The Daily Telegraph

Authority ‘wasted cash’ on tree planting

- By Catherine Lough

A COUNCIL has been accused of wasting taxpayer money after more than a hundred trees planted to tackle climate change died just months after being put into the ground.

Space at the edge of King’s Lynn in Norfolk was supposed to be a carbon sink of 6,000 trees to tackle climate change, but many were planted at the wrong time of year and their planting destroyed carbon-negative grass.

Environmen­talists have said that the trees were planted so shallowly that they were unlikely to take root, while the grassland they were planted on was already carbon-negative but had now been almost destroyed by the planting. As the seedlings were planted in April rather than winter or early spring, they did not have a good chance of survival.

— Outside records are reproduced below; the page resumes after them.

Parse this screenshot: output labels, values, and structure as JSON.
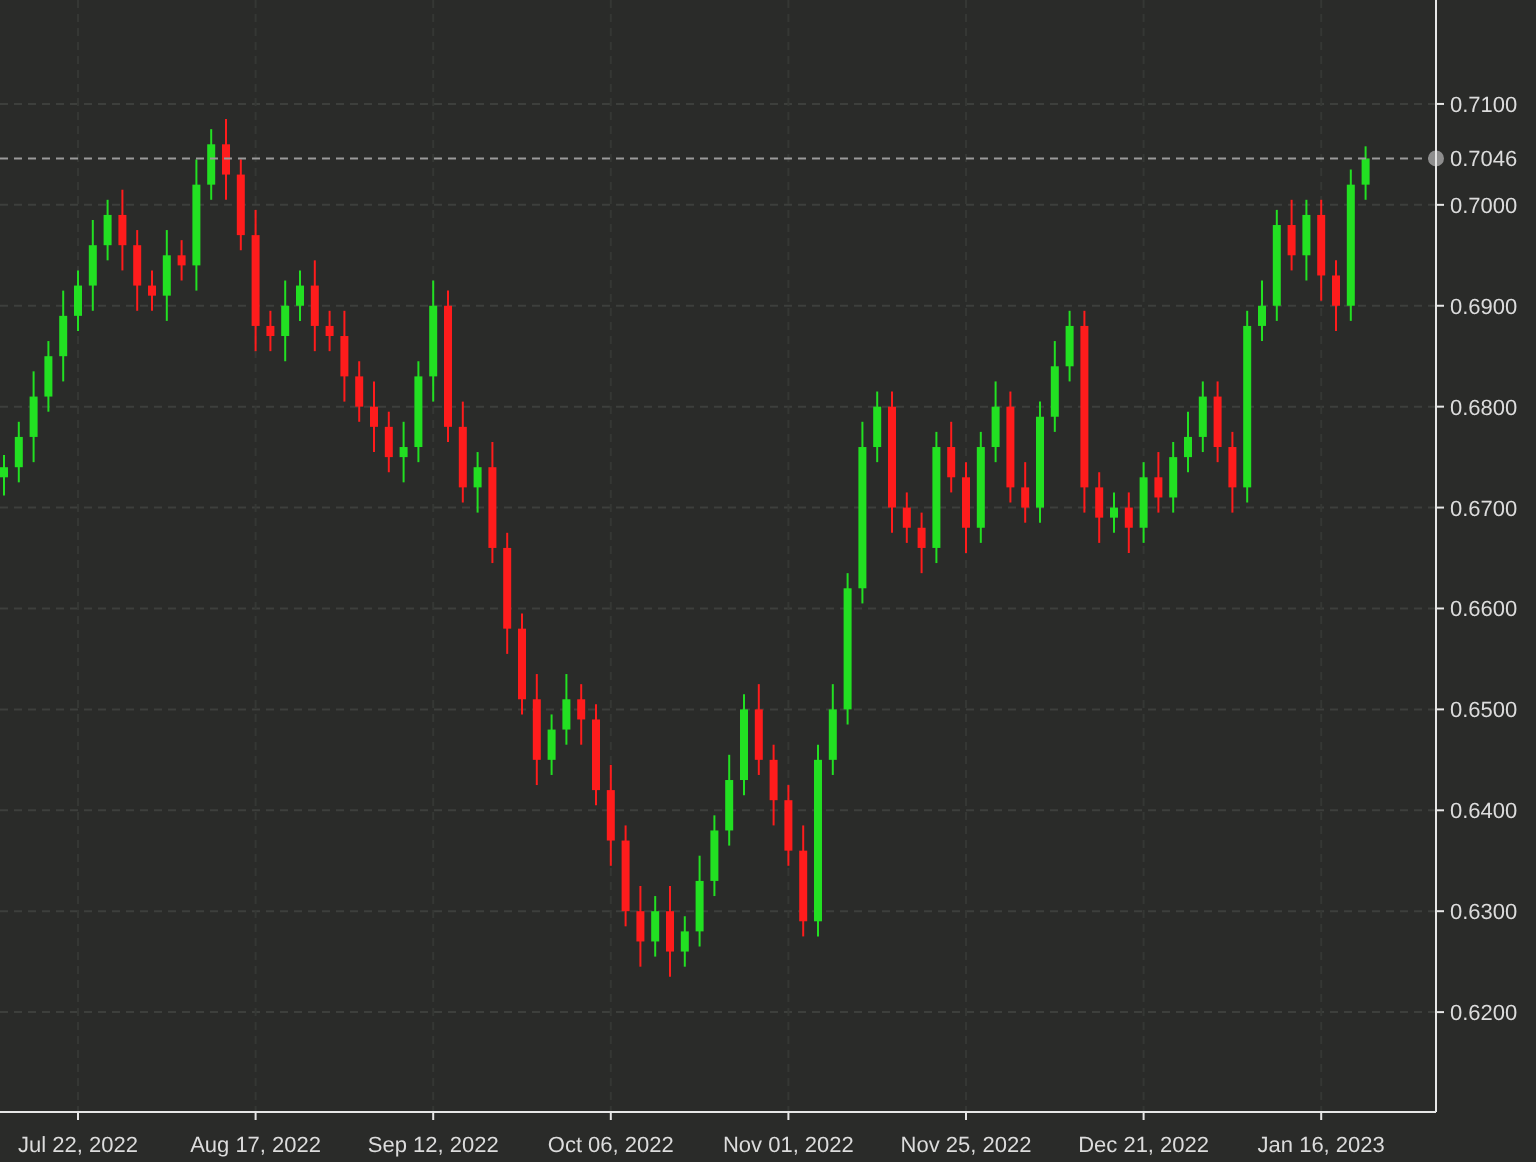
{
  "chart": {
    "chart_data": {
      "type": "candlestick",
      "grid": true,
      "ref_lines": [
        {
          "axis": "y",
          "value": 0.7046,
          "label": "0.7046"
        }
      ],
      "categories": [
        null,
        null,
        null,
        null,
        null,
        "Jul 22, 2022",
        null,
        null,
        null,
        null,
        null,
        null,
        null,
        null,
        null,
        null,
        null,
        "Aug 17, 2022",
        null,
        null,
        null,
        null,
        null,
        null,
        null,
        null,
        null,
        null,
        null,
        "Sep 12, 2022",
        null,
        null,
        null,
        null,
        null,
        null,
        null,
        null,
        null,
        null,
        null,
        "Oct 06, 2022",
        null,
        null,
        null,
        null,
        null,
        null,
        null,
        null,
        null,
        null,
        null,
        "Nov 01, 2022",
        null,
        null,
        null,
        null,
        null,
        null,
        null,
        null,
        null,
        null,
        null,
        "Nov 25, 2022",
        null,
        null,
        null,
        null,
        null,
        null,
        null,
        null,
        null,
        null,
        null,
        "Dec 21, 2022",
        null,
        null,
        null,
        null,
        null,
        null,
        null,
        null,
        null,
        null,
        null,
        "Jan 16, 2023",
        null,
        null,
        null
      ],
      "ohlc": [
        [
          0.673,
          0.6752,
          0.6712,
          0.674
        ],
        [
          0.674,
          0.6785,
          0.6725,
          0.677
        ],
        [
          0.677,
          0.6835,
          0.6745,
          0.681
        ],
        [
          0.681,
          0.6865,
          0.6795,
          0.685
        ],
        [
          0.685,
          0.6915,
          0.6825,
          0.689
        ],
        [
          0.689,
          0.6935,
          0.6875,
          0.692
        ],
        [
          0.692,
          0.6985,
          0.6895,
          0.696
        ],
        [
          0.696,
          0.7005,
          0.6945,
          0.699
        ],
        [
          0.699,
          0.7015,
          0.6935,
          0.696
        ],
        [
          0.696,
          0.6975,
          0.6895,
          0.692
        ],
        [
          0.692,
          0.6935,
          0.6895,
          0.691
        ],
        [
          0.691,
          0.6975,
          0.6885,
          0.695
        ],
        [
          0.695,
          0.6965,
          0.6925,
          0.694
        ],
        [
          0.694,
          0.7045,
          0.6915,
          0.702
        ],
        [
          0.702,
          0.7075,
          0.7005,
          0.706
        ],
        [
          0.706,
          0.7085,
          0.7005,
          0.703
        ],
        [
          0.703,
          0.7045,
          0.6955,
          0.697
        ],
        [
          0.697,
          0.6995,
          0.6855,
          0.688
        ],
        [
          0.688,
          0.6895,
          0.6855,
          0.687
        ],
        [
          0.687,
          0.6925,
          0.6845,
          0.69
        ],
        [
          0.69,
          0.6935,
          0.6885,
          0.692
        ],
        [
          0.692,
          0.6945,
          0.6855,
          0.688
        ],
        [
          0.688,
          0.6895,
          0.6855,
          0.687
        ],
        [
          0.687,
          0.6895,
          0.6805,
          0.683
        ],
        [
          0.683,
          0.6845,
          0.6785,
          0.68
        ],
        [
          0.68,
          0.6825,
          0.6755,
          0.678
        ],
        [
          0.678,
          0.6795,
          0.6735,
          0.675
        ],
        [
          0.675,
          0.6785,
          0.6725,
          0.676
        ],
        [
          0.676,
          0.6845,
          0.6745,
          0.683
        ],
        [
          0.683,
          0.6925,
          0.6805,
          0.69
        ],
        [
          0.69,
          0.6915,
          0.6765,
          0.678
        ],
        [
          0.678,
          0.6805,
          0.6705,
          0.672
        ],
        [
          0.672,
          0.6755,
          0.6695,
          0.674
        ],
        [
          0.674,
          0.6765,
          0.6645,
          0.666
        ],
        [
          0.666,
          0.6675,
          0.6555,
          0.658
        ],
        [
          0.658,
          0.6595,
          0.6495,
          0.651
        ],
        [
          0.651,
          0.6535,
          0.6425,
          0.645
        ],
        [
          0.645,
          0.6495,
          0.6435,
          0.648
        ],
        [
          0.648,
          0.6535,
          0.6465,
          0.651
        ],
        [
          0.651,
          0.6525,
          0.6465,
          0.649
        ],
        [
          0.649,
          0.6505,
          0.6405,
          0.642
        ],
        [
          0.642,
          0.6445,
          0.6345,
          0.637
        ],
        [
          0.637,
          0.6385,
          0.6285,
          0.63
        ],
        [
          0.63,
          0.6325,
          0.6245,
          0.627
        ],
        [
          0.627,
          0.6315,
          0.6255,
          0.63
        ],
        [
          0.63,
          0.6325,
          0.6235,
          0.626
        ],
        [
          0.626,
          0.6295,
          0.6245,
          0.628
        ],
        [
          0.628,
          0.6355,
          0.6265,
          0.633
        ],
        [
          0.633,
          0.6395,
          0.6315,
          0.638
        ],
        [
          0.638,
          0.6455,
          0.6365,
          0.643
        ],
        [
          0.643,
          0.6515,
          0.6415,
          0.65
        ],
        [
          0.65,
          0.6525,
          0.6435,
          0.645
        ],
        [
          0.645,
          0.6465,
          0.6385,
          0.641
        ],
        [
          0.641,
          0.6425,
          0.6345,
          0.636
        ],
        [
          0.636,
          0.6385,
          0.6275,
          0.629
        ],
        [
          0.629,
          0.6465,
          0.6275,
          0.645
        ],
        [
          0.645,
          0.6525,
          0.6435,
          0.65
        ],
        [
          0.65,
          0.6635,
          0.6485,
          0.662
        ],
        [
          0.662,
          0.6785,
          0.6605,
          0.676
        ],
        [
          0.676,
          0.6815,
          0.6745,
          0.68
        ],
        [
          0.68,
          0.6815,
          0.6675,
          0.67
        ],
        [
          0.67,
          0.6715,
          0.6665,
          0.668
        ],
        [
          0.668,
          0.6695,
          0.6635,
          0.666
        ],
        [
          0.666,
          0.6775,
          0.6645,
          0.676
        ],
        [
          0.676,
          0.6785,
          0.6715,
          0.673
        ],
        [
          0.673,
          0.6745,
          0.6655,
          0.668
        ],
        [
          0.668,
          0.6775,
          0.6665,
          0.676
        ],
        [
          0.676,
          0.6825,
          0.6745,
          0.68
        ],
        [
          0.68,
          0.6815,
          0.6705,
          0.672
        ],
        [
          0.672,
          0.6745,
          0.6685,
          0.67
        ],
        [
          0.67,
          0.6805,
          0.6685,
          0.679
        ],
        [
          0.679,
          0.6865,
          0.6775,
          0.684
        ],
        [
          0.684,
          0.6895,
          0.6825,
          0.688
        ],
        [
          0.688,
          0.6895,
          0.6695,
          0.672
        ],
        [
          0.672,
          0.6735,
          0.6665,
          0.669
        ],
        [
          0.669,
          0.6715,
          0.6675,
          0.67
        ],
        [
          0.67,
          0.6715,
          0.6655,
          0.668
        ],
        [
          0.668,
          0.6745,
          0.6665,
          0.673
        ],
        [
          0.673,
          0.6755,
          0.6695,
          0.671
        ],
        [
          0.671,
          0.6765,
          0.6695,
          0.675
        ],
        [
          0.675,
          0.6795,
          0.6735,
          0.677
        ],
        [
          0.677,
          0.6825,
          0.6755,
          0.681
        ],
        [
          0.681,
          0.6825,
          0.6745,
          0.676
        ],
        [
          0.676,
          0.6775,
          0.6695,
          0.672
        ],
        [
          0.672,
          0.6895,
          0.6705,
          0.688
        ],
        [
          0.688,
          0.6925,
          0.6865,
          0.69
        ],
        [
          0.69,
          0.6995,
          0.6885,
          0.698
        ],
        [
          0.698,
          0.7005,
          0.6935,
          0.695
        ],
        [
          0.695,
          0.7005,
          0.6925,
          0.699
        ],
        [
          0.699,
          0.7005,
          0.6905,
          0.693
        ],
        [
          0.693,
          0.6945,
          0.6875,
          0.69
        ],
        [
          0.69,
          0.7035,
          0.6885,
          0.702
        ],
        [
          0.702,
          0.7058,
          0.7005,
          0.7046
        ]
      ],
      "ylim": [
        0.6101,
        0.7203
      ],
      "yticks": [
        {
          "value": 0.71,
          "label": "0.7100"
        },
        {
          "value": 0.7,
          "label": "0.7000"
        },
        {
          "value": 0.69,
          "label": "0.6900"
        },
        {
          "value": 0.68,
          "label": "0.6800"
        },
        {
          "value": 0.67,
          "label": "0.6700"
        },
        {
          "value": 0.66,
          "label": "0.6600"
        },
        {
          "value": 0.65,
          "label": "0.6500"
        },
        {
          "value": 0.64,
          "label": "0.6400"
        },
        {
          "value": 0.63,
          "label": "0.6300"
        },
        {
          "value": 0.62,
          "label": "0.6200"
        }
      ]
    }
  }
}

Climate campaigner­s have criticised the scheme for simply aiming to be “seen to be doing something” rather than making a valid difference, as well as for wasting public money.

Dr Charlie Gardner, a conservati­on scientist and local climate activist, told Vice News that “councils don’t have a lot of money”, adding that “there was a lot of good that could have been done with that money”.

A spokesman from the Borough Council of King’s Lynn and West Norfolk said: “Our most recent review has identified that between 15-20 per cent of the trees planted have succumbed to what we can only refer to as wanton vandalism”, adding that this could be seen from broken sticks and supporting plastic tubes on the ground.